Specifically, this information was illegally lifted from four different NSA reports, all of them classified Top Secret / Special Intelligence. Worse, at least one of those reports was issued under the GAMMA compartment, which is an NSA handling caveat that is applied to extraordinarily sensitive information (for instance, decrypted conversations between top foreign leadership, as this was). GAMMA is properly viewed as a SIGINT Special Access Program or SAP, several of which from CIA Ms. Clinton compromised in another series of her “unclassified” emails.
Currently serving NSA officials have told me they have no doubt that Mr. Blumenthal’s information came from their reports. “It’s word-for-word, verbatim copying,” one of them explained. “In one case, an entire paragraph was lifted from an NSA report” that was classified Top Secret / Special Intelligence.
How Sid Blumenthal got his hands on this information is the key question, and there’s no firm answer yet. The fact that he was able to take four separate highly classified NSA reports – none of which he was supposed to have any access to – and pass the details of them to Hillary Clinton via email only hours after NSA released them in Top Secret / Special Intelligence channels, indicates something highly unusual—as well as illegal—was going on.

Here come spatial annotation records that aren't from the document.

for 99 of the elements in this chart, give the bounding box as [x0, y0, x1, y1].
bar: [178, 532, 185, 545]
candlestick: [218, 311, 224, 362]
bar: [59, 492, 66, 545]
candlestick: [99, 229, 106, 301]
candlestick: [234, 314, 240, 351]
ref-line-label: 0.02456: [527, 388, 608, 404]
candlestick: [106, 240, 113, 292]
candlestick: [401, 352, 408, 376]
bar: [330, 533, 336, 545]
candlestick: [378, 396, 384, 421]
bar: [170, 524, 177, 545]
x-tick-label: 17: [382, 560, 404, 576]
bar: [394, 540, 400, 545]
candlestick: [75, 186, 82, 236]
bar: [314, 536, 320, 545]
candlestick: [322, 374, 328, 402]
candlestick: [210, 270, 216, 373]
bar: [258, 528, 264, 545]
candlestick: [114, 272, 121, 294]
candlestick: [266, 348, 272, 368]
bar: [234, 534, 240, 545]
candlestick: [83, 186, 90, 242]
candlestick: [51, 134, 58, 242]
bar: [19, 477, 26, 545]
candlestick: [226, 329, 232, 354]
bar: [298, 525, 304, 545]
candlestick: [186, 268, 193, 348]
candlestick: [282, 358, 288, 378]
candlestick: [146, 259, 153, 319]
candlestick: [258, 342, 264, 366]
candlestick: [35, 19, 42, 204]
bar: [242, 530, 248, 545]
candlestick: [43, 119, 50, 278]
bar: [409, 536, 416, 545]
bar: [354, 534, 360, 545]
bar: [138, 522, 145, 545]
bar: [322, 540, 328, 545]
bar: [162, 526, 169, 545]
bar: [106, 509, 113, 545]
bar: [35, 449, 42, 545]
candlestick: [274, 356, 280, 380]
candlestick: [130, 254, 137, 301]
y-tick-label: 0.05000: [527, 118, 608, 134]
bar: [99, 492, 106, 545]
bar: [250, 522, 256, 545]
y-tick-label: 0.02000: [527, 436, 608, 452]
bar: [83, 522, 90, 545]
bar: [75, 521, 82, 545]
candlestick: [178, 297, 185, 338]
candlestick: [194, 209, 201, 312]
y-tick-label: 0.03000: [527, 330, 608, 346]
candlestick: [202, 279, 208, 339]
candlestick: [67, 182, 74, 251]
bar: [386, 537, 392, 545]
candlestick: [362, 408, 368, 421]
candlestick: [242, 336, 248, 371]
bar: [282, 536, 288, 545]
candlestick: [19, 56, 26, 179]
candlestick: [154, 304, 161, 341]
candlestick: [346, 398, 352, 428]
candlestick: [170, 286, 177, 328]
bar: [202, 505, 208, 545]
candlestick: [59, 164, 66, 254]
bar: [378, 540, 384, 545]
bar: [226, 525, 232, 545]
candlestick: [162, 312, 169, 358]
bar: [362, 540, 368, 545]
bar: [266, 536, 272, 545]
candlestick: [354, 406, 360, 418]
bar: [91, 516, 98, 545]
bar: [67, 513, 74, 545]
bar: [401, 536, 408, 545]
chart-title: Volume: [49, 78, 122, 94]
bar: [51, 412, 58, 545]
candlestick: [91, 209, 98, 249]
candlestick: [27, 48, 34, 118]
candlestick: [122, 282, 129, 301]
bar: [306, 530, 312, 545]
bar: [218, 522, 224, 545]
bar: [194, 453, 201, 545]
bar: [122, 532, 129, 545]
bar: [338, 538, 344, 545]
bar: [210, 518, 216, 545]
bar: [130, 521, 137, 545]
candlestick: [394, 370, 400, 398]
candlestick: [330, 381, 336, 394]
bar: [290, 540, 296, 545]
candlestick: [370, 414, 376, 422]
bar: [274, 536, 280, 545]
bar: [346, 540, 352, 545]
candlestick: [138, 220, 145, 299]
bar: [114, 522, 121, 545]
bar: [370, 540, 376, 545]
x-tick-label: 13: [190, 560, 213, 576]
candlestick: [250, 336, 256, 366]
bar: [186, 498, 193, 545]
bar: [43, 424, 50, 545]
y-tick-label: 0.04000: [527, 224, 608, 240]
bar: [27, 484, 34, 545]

That leads Schindler to these basic set of questions:
How Mr. Blumenthal got hold of this Top Secret-plus reporting is only the first question. Why he chose to email it to Ms. Clinton in open channels is another question. So is: How did nobody on Secretary Clinton’s staff notice that this highly detailed reporting looked exactly like SIGINT from NSA? Last, why did the State Department see fit to release this email, unredacted, to the public?
Those are very good questions. The FBI certainly seems to be working hard to answer them. Reports on that effort put the number of agents involved in the investigation at 150, which if true would put it on par with the operation that caught Russian mole Robert Hanssen in February 2001. James Comey might not sit quietly if that kind of effort got shoved under the door at the DoJ if and when the probe results in actionable criminal referrals. Having Comey resign in the fall over such an attempt to quash prosecution wouldn’t do much for Hillary’s electoral chances, no matter how much Obama calls for party unity for his former Secretary of State.
Prosecution might not be likely, but it’s not impossible, either.